In the event of a conflict of laws regarding a Deka Lash franchise in Washington, which provisions prevail?
Deka_Lash Franchise · 2024 FDDAnswer from 2024 FDD Document
In the event of a conflict of laws, the provisions of the Washington Franchise Investment Protection Act, Chapter 19.100 RCW will prevail.
RCW 19.100.180 may supersede the franchise agreement in your relationship with the franchisor including the areas of termination and renewal of your franchise. There may also be court decisions which may supersede the franchise agreement in your relationship with the franchisor including the areas of termination and renewal of your franchise.
In any arbitration or mediation involving a franchise purchased in Washington, the arbitration or mediation site will be either in the state of Washington, or in a place mutually agreed upon at the time of the arbitration or mediation, or as determined by the arbitrator or mediator at the time of arbitration or mediation. In addition, if litigation is not precluded by the franchise agreement, a franchisee may bring an action or proceeding arising out of or in connection with the sale of franchises, or a violation of the Washington Franchise Investment Protection Act, in Washington.
A release or waiver of rights executed by a franchisee may not include rights under the Washington Franchise Investment Protection Act or any rule or order thereunder except when executed pursuant to a negotiated settlement after the agreement is in effect and where the parties are represented by independent counsel.

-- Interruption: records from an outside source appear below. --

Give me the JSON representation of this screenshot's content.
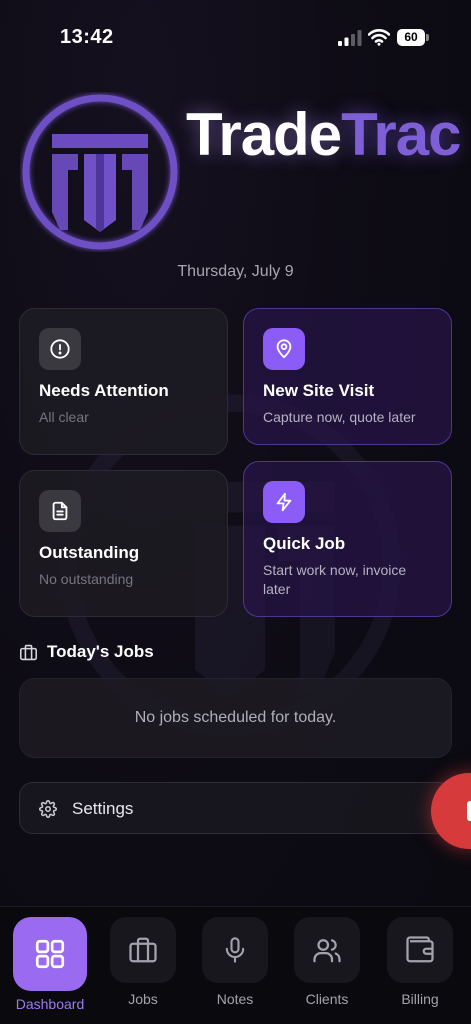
{
  "status_bar": {
    "time": "13:42",
    "battery": "60"
  },
  "brand": {
    "part1": "Trade",
    "part2": "Trac"
  },
  "date": "Thursday, July 9",
  "cards": {
    "needs_attention": {
      "title": "Needs Attention",
      "subtitle": "All clear",
      "icon": "alert-circle-icon"
    },
    "new_site_visit": {
      "title": "New Site Visit",
      "subtitle": "Capture now, quote later",
      "icon": "map-pin-icon"
    },
    "outstanding": {
      "title": "Outstanding",
      "subtitle": "No outstanding",
      "icon": "document-icon"
    },
    "quick_job": {
      "title": "Quick Job",
      "subtitle": "Start work now, invoice later",
      "icon": "lightning-icon"
    }
  },
  "today_jobs": {
    "heading": "Today's Jobs",
    "empty_text": "No jobs scheduled for today."
  },
  "settings": {
    "label": "Settings"
  },
  "nav": {
    "items": [
      {
        "label": "Dashboard",
        "icon": "grid-icon",
        "active": true
      },
      {
        "label": "Jobs",
        "icon": "briefcase-icon",
        "active": false
      },
      {
        "label": "Notes",
        "icon": "microphone-icon",
        "active": false
      },
      {
        "label": "Clients",
        "icon": "users-icon",
        "active": false
      },
      {
        "label": "Billing",
        "icon": "wallet-icon",
        "active": false
      }
    ]
  },
  "colors": {
    "accent": "#8b5cf6",
    "accent_text": "#9d7af2",
    "brand_purple": "#7f5fd6",
    "background": "#0d0b14",
    "fab": "#d63a3a"
  }
}
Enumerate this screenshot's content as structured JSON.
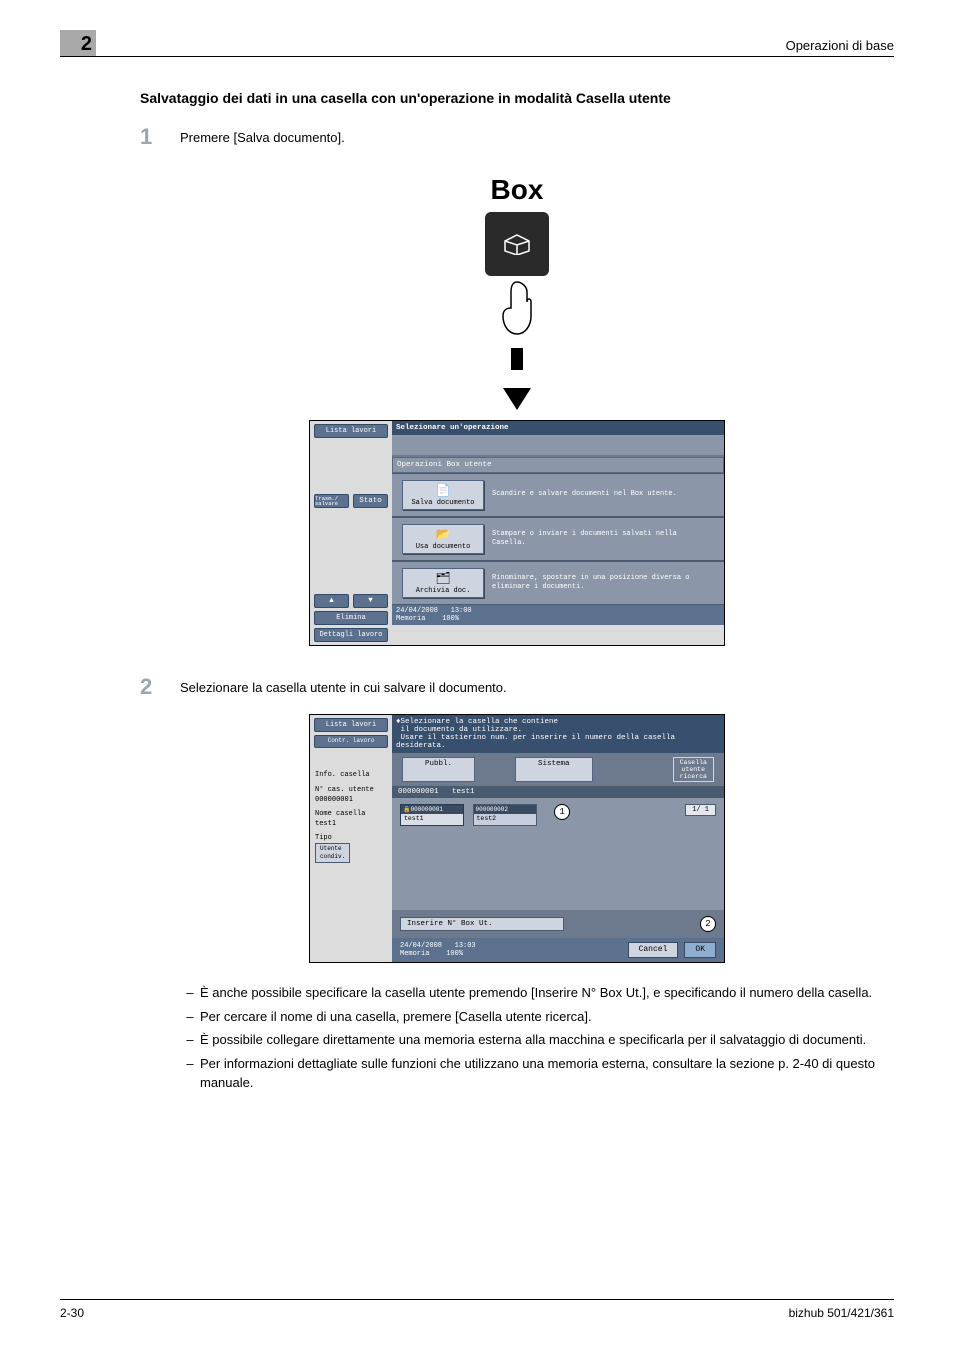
{
  "header": {
    "right": "Operazioni di base",
    "chapter": "2"
  },
  "section_title": "Salvataggio dei dati in una casella con un'operazione in modalità Casella utente",
  "steps": {
    "s1_num": "1",
    "s1_text": "Premere [Salva documento].",
    "s2_num": "2",
    "s2_text": "Selezionare la casella utente in cui salvare il documento."
  },
  "box_figure": {
    "label": "Box"
  },
  "screen1": {
    "job_list": "Lista lavori",
    "title": "Selezionare un'operazione",
    "subheader": "Operazioni Box utente",
    "side_tab_left": "Trasm./\nsalvare",
    "side_tab_right": "Stato",
    "ops": {
      "save": {
        "btn": "Salva documento",
        "desc": "Scandire e salvare documenti nel Box utente."
      },
      "use": {
        "btn": "Usa documento",
        "desc": "Stampare o inviare i documenti salvati nella Casella."
      },
      "file": {
        "btn": "Archivia doc.",
        "desc": "Rinominare, spostare in una posizione diversa o eliminare i documenti."
      }
    },
    "side_delete": "Elimina",
    "side_details": "Dettagli lavoro",
    "status_date": "24/04/2008",
    "status_time": "13:00",
    "status_mem_label": "Memoria",
    "status_mem_val": "100%"
  },
  "screen2": {
    "job_list": "Lista lavori",
    "job_contr": "Contr.\nlavoro",
    "title1": "Selezionare la casella che contiene",
    "title2": "il documento da utilizzare.",
    "title3": "Usare il tastierino num. per inserire il numero della casella desiderata.",
    "tab_public": "Pubbl.",
    "tab_system": "Sistema",
    "search_label": "Casella\nutente ricerca",
    "list_header_num": "000000001",
    "list_header_name": "test1",
    "left_info": {
      "info_title": "Info. casella",
      "box_num_label": "N° cas. utente",
      "box_num_val": "000000001",
      "box_name_label": "Nome casella",
      "box_name_val": "test1",
      "type_label": "Tipo",
      "type_val": "Utente\ncondiv."
    },
    "cards": [
      {
        "num": "000000001",
        "name": "test1",
        "selected": true
      },
      {
        "num": "000000002",
        "name": "test2",
        "selected": false
      }
    ],
    "callout1": "1",
    "page_indicator": "1/  1",
    "input_label": "Inserire N° Box Ut.",
    "callout2": "2",
    "cancel": "Cancel",
    "ok": "OK",
    "status_date": "24/04/2008",
    "status_time": "13:03",
    "status_mem_label": "Memoria",
    "status_mem_val": "100%"
  },
  "bullets": {
    "b1": "È anche possibile specificare la casella utente premendo [Inserire N° Box Ut.], e specificando il numero della casella.",
    "b2": "Per cercare il nome di una casella, premere [Casella utente ricerca].",
    "b3": "È possibile collegare direttamente una memoria esterna alla macchina e specificarla per il salvataggio di documenti.",
    "b4": "Per informazioni dettagliate sulle funzioni che utilizzano una memoria esterna, consultare la sezione p. 2-40 di questo manuale."
  },
  "footer": {
    "page": "2-30",
    "model": "bizhub 501/421/361"
  }
}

Provisions such as those which unreasonably restrict or limit the statute of limitations period for claims under the Act, or rights or remedies under the Act such as a right to a jury trial, may not be enforceable.
Source: Item 23 — RECEIPT (FDD pages 63–234)

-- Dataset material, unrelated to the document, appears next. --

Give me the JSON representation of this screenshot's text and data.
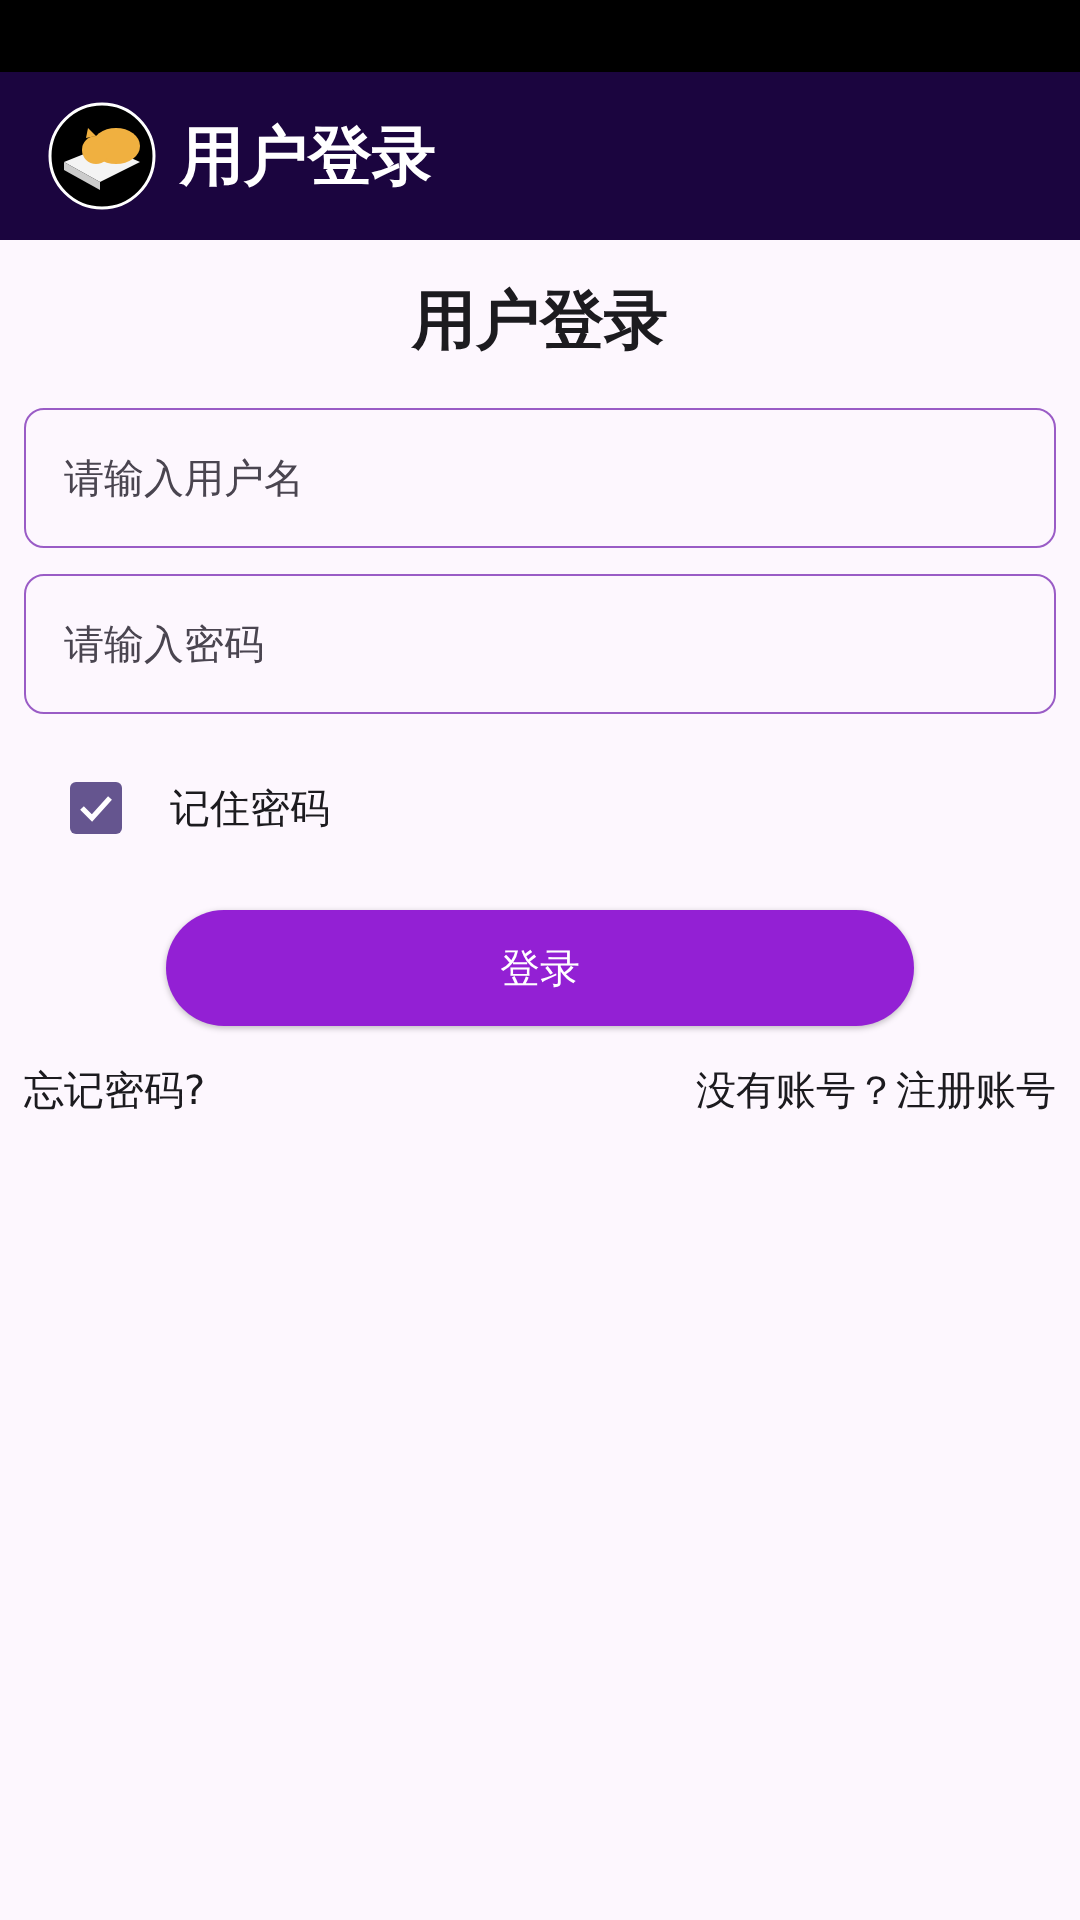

What This Means (2024 FDD)
According to Deka Lash's 2024 Franchise Disclosure Document, the Washington Addendum to both the Disclosure Document and the Franchise Agreement specifies that in the event of a conflict of laws, the provisions of the Washington Franchise Investment Protection Act, Chapter 19.100 RCW, will take precedence. This means that if any part of the standard Deka Lash franchise agreement clashes with Washington state law, the state law will govern the franchise relationship in Washington. This protection extends to the Area Development Agreement as well.

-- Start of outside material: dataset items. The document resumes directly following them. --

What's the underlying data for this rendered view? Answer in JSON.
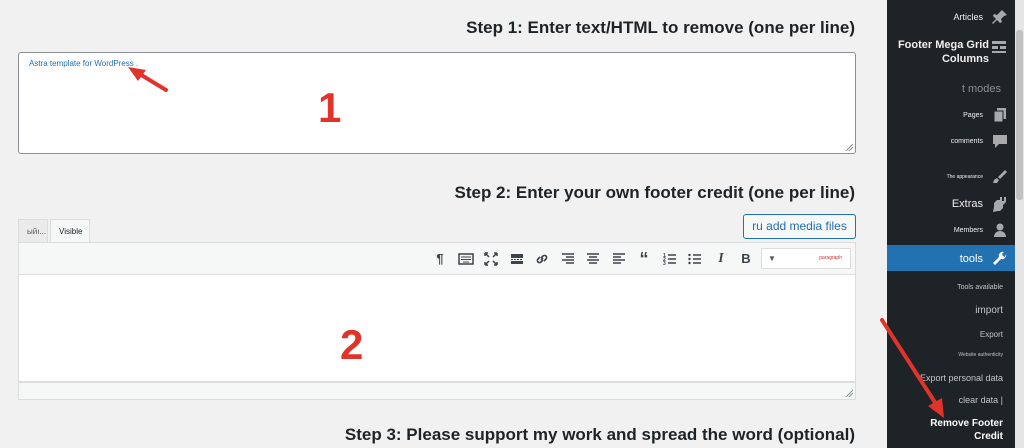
{
  "steps": {
    "step1": "Step 1: Enter text/HTML to remove (one per line)",
    "step2": "Step 2: Enter your own footer credit (one per line)",
    "step3": "Step 3: Please support my work and spread the word (optional)"
  },
  "remove_field": {
    "value": "Astra template for WordPress ."
  },
  "annotations": {
    "num1": "1",
    "num2": "2"
  },
  "editor": {
    "tab_html": "ыйı...",
    "tab_visual": "Visible",
    "add_media": "ru add media files",
    "format_select": {
      "value": "paragraph"
    },
    "toolbar_icons": [
      "paragraph-icon",
      "keyboard-icon",
      "fullscreen-icon",
      "insert-more-icon",
      "link-icon",
      "align-right-icon",
      "align-center-icon",
      "align-left-icon",
      "blockquote-icon",
      "numbered-list-icon",
      "bullet-list-icon",
      "italic-icon",
      "bold-icon"
    ]
  },
  "sidebar": {
    "articles": "Articles",
    "footer_mega": "Footer Mega Grid Columns",
    "t_modes": "t modes",
    "pages": "Pages",
    "comments": "comments",
    "appearance": "The appearance",
    "extras": "Extras",
    "members": "Members",
    "tools": "tools",
    "tools_available": "Tools available",
    "import": "import",
    "export": "Export",
    "site_health": "Website authenticity",
    "export_personal": "Export personal data",
    "clear_data": "clear data |",
    "remove_footer": "Remove Footer Credit",
    "active_color": "#2271b1",
    "sidebar_color": "#1d2327"
  },
  "colors": {
    "accent": "#2271b1",
    "annotation_red": "#e0342b"
  }
}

This is a significant protection for franchisees in Washington because it ensures that their rights under state law are upheld, even if the franchise agreement attempts to limit those rights. The Washington Franchise Investment Protection Act covers various aspects of the franchise relationship, including termination and renewal, which are specifically mentioned as areas where RCW 19.100.180 may supersede the franchise agreement. Additionally, court decisions may also override the franchise agreement in matters of termination and renewal.
Furthermore, the addendum addresses dispute resolution, stating that any arbitration or mediation involving a Deka Lash franchise purchased in Washington must take place in Washington, unless otherwise agreed upon. Franchisees may also bring legal action in Washington for issues related to the sale of franchises or violations of the Washington Franchise Investment Protection Act, provided litigation isn't precluded by the franchise agreement. This ensures that Washington franchisees have access to local legal remedies and are not forced to resolve disputes in a distant jurisdiction.
Finally, the addendum protects franchisees from unknowingly waiving their rights under the Washington Franchise Investment Protection Act. Any release or waiver of rights must be executed pursuant to a negotiated settlement after the franchise agreement is in effect, and the franchisee must be represented by independent counsel. Provisions that unreasonably restrict the statute of limitations or rights to a jury trial may not be enforceable, further safeguarding the franchisee's legal standing.